WHO comes out with framework to combat Zika virus

Says $56 million would be required to implement the framework
The only preventive measure is to avoid getting bitten by the Aedes mosquitoes that transmit the virus
The only preventive measure is to avoid getting bitten by the Aedes mosquitoes that transmit the virus

The World Health Organisation (WHO) has come out with a global strategic response framework to combat the Zika virus which has wrought havoc in countries like Brazil and has scared the world community. The apex health body says $56 million is required to implement the plan.

It has also come up with a joint operations plan, aiming to guide the international response in the fight against the Zika virus. It talks about ways to deal with the spread of Zika virus infection, neonatal malformations and neurological conditions associated with it.
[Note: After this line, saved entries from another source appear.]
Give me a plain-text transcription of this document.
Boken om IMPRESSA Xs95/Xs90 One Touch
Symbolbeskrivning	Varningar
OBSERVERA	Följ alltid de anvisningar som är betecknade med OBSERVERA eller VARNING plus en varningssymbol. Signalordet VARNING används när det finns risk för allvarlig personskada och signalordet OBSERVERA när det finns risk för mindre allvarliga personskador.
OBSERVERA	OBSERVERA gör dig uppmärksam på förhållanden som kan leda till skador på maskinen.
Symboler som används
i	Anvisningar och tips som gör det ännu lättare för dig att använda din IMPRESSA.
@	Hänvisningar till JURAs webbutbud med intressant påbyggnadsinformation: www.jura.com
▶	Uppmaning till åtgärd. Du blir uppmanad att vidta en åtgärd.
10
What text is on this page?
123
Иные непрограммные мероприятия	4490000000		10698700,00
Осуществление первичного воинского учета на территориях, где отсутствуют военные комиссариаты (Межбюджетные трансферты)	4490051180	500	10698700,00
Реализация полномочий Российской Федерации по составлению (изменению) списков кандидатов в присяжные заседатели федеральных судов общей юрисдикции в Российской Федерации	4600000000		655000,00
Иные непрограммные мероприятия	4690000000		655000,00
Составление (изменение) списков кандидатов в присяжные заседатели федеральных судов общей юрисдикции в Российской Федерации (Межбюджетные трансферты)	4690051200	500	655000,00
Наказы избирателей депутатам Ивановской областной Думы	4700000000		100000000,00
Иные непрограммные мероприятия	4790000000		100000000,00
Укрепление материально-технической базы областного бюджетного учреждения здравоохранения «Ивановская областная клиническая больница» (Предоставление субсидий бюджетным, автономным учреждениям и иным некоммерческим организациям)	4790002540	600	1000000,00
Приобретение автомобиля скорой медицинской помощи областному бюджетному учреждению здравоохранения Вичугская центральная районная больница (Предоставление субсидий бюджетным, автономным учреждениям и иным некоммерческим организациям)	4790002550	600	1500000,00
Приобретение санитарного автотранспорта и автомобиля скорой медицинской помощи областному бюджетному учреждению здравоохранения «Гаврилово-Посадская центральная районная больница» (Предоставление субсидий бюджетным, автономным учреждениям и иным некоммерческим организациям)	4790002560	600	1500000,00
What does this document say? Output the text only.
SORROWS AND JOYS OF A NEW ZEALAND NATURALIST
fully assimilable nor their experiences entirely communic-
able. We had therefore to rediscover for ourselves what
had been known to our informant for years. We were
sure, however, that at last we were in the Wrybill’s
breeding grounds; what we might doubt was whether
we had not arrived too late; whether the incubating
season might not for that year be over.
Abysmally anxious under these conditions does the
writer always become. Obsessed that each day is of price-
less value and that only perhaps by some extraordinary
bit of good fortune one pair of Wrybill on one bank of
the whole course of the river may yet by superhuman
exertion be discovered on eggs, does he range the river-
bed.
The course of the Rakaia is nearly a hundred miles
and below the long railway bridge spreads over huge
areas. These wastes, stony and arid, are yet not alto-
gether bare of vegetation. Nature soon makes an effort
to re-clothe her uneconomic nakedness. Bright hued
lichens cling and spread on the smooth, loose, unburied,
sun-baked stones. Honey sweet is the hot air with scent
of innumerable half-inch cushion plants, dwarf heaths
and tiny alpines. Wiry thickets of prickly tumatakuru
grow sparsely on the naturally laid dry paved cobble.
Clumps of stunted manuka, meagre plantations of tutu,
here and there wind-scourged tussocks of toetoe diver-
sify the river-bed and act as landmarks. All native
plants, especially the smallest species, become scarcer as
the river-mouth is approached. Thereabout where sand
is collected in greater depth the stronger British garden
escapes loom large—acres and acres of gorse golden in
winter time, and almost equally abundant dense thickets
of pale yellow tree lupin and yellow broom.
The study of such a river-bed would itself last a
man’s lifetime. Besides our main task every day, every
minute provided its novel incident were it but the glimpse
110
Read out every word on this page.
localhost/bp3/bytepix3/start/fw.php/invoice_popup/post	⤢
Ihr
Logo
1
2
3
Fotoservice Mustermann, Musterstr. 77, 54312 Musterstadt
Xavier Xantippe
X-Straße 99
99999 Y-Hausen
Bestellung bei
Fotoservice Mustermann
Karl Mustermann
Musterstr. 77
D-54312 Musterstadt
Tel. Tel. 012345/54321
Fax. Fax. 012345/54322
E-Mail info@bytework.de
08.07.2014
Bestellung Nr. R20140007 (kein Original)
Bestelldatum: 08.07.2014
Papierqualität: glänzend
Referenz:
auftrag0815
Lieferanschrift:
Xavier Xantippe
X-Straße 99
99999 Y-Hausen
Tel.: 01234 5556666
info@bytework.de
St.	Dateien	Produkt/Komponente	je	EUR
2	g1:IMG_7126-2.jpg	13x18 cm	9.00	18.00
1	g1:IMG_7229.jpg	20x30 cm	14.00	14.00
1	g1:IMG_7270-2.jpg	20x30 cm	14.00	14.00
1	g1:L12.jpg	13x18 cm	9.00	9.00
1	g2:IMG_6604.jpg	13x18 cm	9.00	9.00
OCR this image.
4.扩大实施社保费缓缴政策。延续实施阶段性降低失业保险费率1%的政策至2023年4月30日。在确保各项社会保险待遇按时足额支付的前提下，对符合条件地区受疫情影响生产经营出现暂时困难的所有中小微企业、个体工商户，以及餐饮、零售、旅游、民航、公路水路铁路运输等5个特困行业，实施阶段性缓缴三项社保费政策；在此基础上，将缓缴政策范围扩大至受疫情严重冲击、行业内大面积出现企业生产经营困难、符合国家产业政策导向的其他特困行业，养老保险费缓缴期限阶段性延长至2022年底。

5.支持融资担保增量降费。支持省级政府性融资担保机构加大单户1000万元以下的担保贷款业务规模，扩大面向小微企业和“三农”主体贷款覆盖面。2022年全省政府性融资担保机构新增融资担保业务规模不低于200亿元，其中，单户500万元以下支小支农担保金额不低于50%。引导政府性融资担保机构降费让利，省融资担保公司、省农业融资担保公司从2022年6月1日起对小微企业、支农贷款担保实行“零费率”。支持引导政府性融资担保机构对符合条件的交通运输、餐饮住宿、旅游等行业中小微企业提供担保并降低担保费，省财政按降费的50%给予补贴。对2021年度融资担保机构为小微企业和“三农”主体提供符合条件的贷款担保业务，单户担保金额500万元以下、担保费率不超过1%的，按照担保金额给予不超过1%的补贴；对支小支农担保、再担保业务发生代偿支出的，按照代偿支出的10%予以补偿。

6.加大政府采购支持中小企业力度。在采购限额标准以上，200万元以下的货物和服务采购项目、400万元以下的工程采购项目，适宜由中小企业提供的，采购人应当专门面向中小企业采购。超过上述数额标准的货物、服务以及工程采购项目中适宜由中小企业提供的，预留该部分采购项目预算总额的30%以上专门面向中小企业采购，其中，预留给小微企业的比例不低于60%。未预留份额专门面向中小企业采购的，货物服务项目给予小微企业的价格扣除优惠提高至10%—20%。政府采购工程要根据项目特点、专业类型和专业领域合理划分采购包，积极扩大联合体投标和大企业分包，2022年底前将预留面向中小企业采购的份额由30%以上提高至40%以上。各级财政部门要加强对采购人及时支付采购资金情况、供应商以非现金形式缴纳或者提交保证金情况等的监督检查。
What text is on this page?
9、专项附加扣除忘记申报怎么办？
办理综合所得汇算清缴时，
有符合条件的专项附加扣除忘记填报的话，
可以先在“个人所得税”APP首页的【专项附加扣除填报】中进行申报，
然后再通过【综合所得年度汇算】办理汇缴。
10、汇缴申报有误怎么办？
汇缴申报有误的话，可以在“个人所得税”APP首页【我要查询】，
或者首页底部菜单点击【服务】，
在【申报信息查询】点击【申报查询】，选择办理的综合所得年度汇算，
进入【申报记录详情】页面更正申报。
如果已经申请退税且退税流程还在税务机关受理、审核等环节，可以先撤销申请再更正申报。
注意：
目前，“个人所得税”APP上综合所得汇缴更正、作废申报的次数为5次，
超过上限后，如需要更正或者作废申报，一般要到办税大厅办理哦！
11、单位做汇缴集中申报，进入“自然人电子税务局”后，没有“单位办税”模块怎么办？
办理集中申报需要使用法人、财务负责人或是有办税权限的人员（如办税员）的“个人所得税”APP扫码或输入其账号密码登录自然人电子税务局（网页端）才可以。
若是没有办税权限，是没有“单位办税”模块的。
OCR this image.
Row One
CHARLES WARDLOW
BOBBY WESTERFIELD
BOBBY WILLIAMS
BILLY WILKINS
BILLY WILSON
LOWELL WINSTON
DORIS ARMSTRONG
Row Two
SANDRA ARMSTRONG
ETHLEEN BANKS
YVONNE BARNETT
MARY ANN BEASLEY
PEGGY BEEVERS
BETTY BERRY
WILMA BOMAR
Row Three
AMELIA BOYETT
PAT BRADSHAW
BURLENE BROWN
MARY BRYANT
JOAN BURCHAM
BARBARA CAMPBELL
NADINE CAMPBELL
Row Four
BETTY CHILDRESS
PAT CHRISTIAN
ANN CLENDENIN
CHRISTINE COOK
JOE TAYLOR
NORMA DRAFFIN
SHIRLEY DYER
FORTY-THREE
As per the WHO, the framework focuses on mobilising and coordinating partners, experts and resources to help countries enhance surveillance of the Zika virus and also the disorders which are being linked to the viral infection. It also talks about improving vector control, effectively communicating risks, guidance and protection measures and providing medical care to those affected. Other than this, it emphasises the fast-track research and development of vaccines, diagnostics and therapeutics.

As part of WHO’s new emergency programme, its head quarters will have an Incident Management System to oversee the global response and leverage expertise from across the organisation to address the crisis. WHO is tapping a recently-established emergency contingency fund to finance its initial operations, says the statement.

WHO’s Regional Office for the Americas has been working closely with affected countries since May 2015, when the first reports of  Zika virus disease emerged from northeastern Brazil.  WHO is issuing regular information and guidance on the congenital and neurological conditions associated with Zika virus disease, as well as related health, safety and travel issues.

On February 1, 2016, based on the recommendations of the International Health Regulations Emergency Committee, WHO declared the increasing cases of neonatal and neurological disorders, amid the growing Zika outbreak in the Americas, a Public Health Emergency of International Concern.